I started weeding through it all, and twenty minutes went by before I looked up to change focus. I decided I’d give it a whole hour before giving up on Leslie Faire. I went back to plowing through my e-mail and was able to clear out a good chunk of the backlog, even answering a few of them in the process. I was forty-five minutes into it, with my head down, when I saw a shadow reflect on my phone screen. I looked up and there was Lankford looking down at me. I almost flinched but think I managed to look unsurprised to see him.
“Investigator Lankford.”
“Haller, what are you doing here?”
He said it like I was some kind of squatter or other nuisance who had previously been warned to move on and not come back.
“I’m waiting to see someone. What are you doing here?”
“I work here, remember? Is this about La Cosse?”
“No, it’s not about La Cosse, but what it is about is none of your business.”
He signaled me to stand up. I stayed seated.
“I told you I’m waiting for somebody.”
“No, you’re not. Leslie Faire sent me out to see what you want. You don’t want to talk to me, then you’re not talking to anybody. Let’s go. Up. You can’t use our waiting room to operate your business. You’ve got a car for that.”
That answer froze me. He’d been sent out to me by Faire. Did that mean Faire had knowledge of what was happening behind the scenes on the Gloria Dayton murder case? I’d come to inform her but she might already know more of what was going on than me.
“I said let’s go,” Lankford said forcefully. “Get up or I’ll get you up.”
A woman who had been sitting two chairs away from me stood to get away from what she determined was about to become a physical extraction. She sat back down on the other side of the room.
“Hold your horses, Lankford,” I said. “I’m going, I’m going.”
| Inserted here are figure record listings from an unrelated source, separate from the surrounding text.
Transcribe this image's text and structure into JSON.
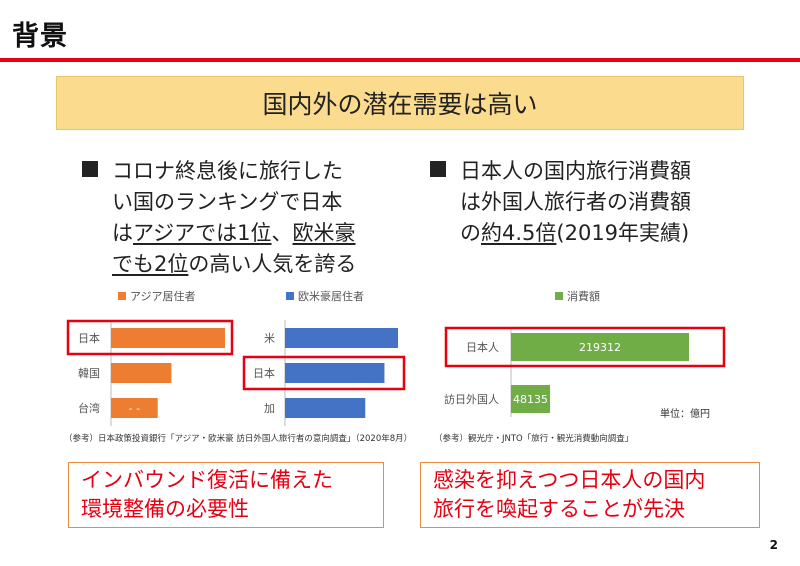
{
  "header": {
    "title": "背景"
  },
  "banner": {
    "text": "国内外の潜在需要は高い"
  },
  "bullets": {
    "left": {
      "line1": "コロナ終息後に旅行した",
      "line2": "い国のランキングで日本",
      "line3_plain": "は",
      "line3_u1": "アジアでは1位",
      "line3_mid": "、",
      "line3_u2": "欧米豪",
      "line4_u": "でも2位",
      "line4_plain": "の高い人気を誇る"
    },
    "right": {
      "line1": "日本人の国内旅行消費額",
      "line2": "は外国人旅行者の消費額",
      "line3_plain_a": "の",
      "line3_u": "約4.5倍",
      "line3_plain_b": "(2019年実績)"
    }
  },
  "colors": {
    "accent_red": "#e60012",
    "asia_bar": "#ed7d31",
    "west_bar": "#4472c4",
    "spend_bar": "#70ad47",
    "banner_bg": "#fbdc8f"
  },
  "chart_data": [
    {
      "type": "bar",
      "orientation": "horizontal",
      "legend": "アジア居住者",
      "categories": [
        "日本",
        "韓国",
        "台湾"
      ],
      "values": [
        100,
        53,
        41
      ],
      "highlight": "日本",
      "data_labels": [
        "",
        "",
        "- -"
      ]
    },
    {
      "type": "bar",
      "orientation": "horizontal",
      "legend": "欧米豪居住者",
      "categories": [
        "米",
        "日本",
        "加"
      ],
      "values": [
        100,
        88,
        71
      ],
      "highlight": "日本"
    },
    {
      "type": "bar",
      "orientation": "horizontal",
      "legend": "消費額",
      "categories": [
        "日本人",
        "訪日外国人"
      ],
      "values": [
        219312,
        48135
      ],
      "data_labels": [
        "219312",
        "48135"
      ],
      "highlight": "日本人",
      "unit_note": "単位：億円"
    }
  ],
  "sources": {
    "left": "（参考）日本政策投資銀行「アジア・欧米豪 訪日外国人旅行者の意向調査」（2020年8月）",
    "right": "（参考）観光庁・JNTO「旅行・観光消費動向調査」"
  },
  "callouts": {
    "left": {
      "line1": "インバウンド復活に備えた",
      "line2": "環境整備の必要性"
    },
    "right": {
      "line1": "感染を抑えつつ日本人の国内",
      "line2": "旅行を喚起することが先決"
    }
  },
  "page_number": "2"
}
I slipped my phone into an inside pocket of my jacket and grabbed my briefcase off the floor as I got up. Lankford didn’t move, choosing to stay close and invade my personal space. I made a move to go around him but he sidestepped and we were face-to-face again.
“Having fun?” I said.
“Ms. Faire doesn’t want you coming back here either,” he said. “She’s not in court anymore and doesn’t need to have anything to do with douche bags like you. Understand?”
His breath was rancid with coffee and cigarettes.
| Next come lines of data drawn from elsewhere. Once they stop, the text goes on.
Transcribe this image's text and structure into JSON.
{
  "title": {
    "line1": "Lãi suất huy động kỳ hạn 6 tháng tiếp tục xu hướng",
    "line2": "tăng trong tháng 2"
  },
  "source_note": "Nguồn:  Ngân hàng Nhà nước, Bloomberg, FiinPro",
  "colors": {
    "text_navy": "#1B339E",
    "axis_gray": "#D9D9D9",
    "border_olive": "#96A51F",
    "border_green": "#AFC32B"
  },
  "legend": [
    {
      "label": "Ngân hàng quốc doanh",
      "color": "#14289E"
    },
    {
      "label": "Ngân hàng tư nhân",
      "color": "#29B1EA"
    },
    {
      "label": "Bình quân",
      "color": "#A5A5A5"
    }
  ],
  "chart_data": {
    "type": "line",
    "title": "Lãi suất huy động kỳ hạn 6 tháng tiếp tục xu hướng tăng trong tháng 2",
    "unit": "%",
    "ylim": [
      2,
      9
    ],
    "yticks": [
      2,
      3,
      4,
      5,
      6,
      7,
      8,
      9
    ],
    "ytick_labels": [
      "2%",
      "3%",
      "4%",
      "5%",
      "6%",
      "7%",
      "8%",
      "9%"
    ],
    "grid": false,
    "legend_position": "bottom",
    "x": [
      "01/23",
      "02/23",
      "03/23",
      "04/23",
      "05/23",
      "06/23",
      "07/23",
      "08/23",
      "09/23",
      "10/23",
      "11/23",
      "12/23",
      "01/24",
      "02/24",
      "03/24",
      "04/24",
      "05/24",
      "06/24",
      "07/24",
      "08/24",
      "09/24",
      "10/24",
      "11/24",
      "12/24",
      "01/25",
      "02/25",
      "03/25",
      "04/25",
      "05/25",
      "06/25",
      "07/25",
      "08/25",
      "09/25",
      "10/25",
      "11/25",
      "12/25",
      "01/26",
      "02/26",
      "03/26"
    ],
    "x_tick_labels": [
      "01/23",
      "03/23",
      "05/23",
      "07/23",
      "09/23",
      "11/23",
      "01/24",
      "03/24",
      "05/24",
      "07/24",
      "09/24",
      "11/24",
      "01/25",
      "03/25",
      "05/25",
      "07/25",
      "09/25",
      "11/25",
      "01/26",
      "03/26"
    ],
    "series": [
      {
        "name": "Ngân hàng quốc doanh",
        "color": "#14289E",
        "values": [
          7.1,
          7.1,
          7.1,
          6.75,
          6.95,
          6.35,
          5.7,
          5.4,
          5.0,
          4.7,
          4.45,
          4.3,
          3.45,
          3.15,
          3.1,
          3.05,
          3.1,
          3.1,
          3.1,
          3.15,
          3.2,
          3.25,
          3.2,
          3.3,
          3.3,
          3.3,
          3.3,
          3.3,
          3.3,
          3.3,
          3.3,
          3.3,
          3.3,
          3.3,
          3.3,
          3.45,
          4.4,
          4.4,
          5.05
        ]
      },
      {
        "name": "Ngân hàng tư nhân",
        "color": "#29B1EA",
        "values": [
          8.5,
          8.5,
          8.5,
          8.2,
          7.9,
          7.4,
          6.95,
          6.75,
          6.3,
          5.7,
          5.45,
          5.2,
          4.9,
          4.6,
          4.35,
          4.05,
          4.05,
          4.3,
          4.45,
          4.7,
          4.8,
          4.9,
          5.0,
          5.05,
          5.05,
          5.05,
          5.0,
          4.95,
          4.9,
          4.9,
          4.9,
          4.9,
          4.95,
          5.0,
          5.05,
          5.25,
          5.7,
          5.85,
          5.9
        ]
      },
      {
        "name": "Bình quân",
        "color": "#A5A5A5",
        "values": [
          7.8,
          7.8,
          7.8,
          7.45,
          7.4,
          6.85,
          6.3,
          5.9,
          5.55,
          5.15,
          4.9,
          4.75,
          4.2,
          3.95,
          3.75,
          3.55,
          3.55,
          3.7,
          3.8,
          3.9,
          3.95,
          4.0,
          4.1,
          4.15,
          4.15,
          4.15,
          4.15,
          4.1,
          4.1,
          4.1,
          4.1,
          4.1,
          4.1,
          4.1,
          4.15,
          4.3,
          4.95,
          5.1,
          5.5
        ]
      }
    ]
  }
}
“Sure,” I said. “I get it.”
I moved around him and out to the elevator alcove. He followed me and watched silently as I pushed the down button and waited. I looked over my shoulder at him.
“This may take a while, Lankford.”
“I’ve got all day.”
I nodded.
“I’m sure you do.”
I turned back to look at the elevator doors for a moment and then glanced back over my shoulder at him. I couldn’t resist.
“You look different, Lankford.”
“Yeah? How so?”
“From last time I saw you. Something’s different. You get hair plugs or something?”
“Very funny. But, thankfully, I haven’t seen your ass since La Cosse’s first appearance last year.”
“No, somethin’ more recent. I don’t know.”
That’s all I said. I turned back to concentrate on the elevator doors. Finally the light went on overhead and the doors opened, revealing a car with only four people on it. I knew it would be packed wall to wall and well over the safety code weight limit by the time it got down to the lobby.
I stepped on the elevator and turned back to look at Lankford. I doffed an imaginary hat in saying good-bye.
“It’s your hat,” I said. “You’re not wearing your hat today.”
The elevator doors closed on his dead-eyed stare.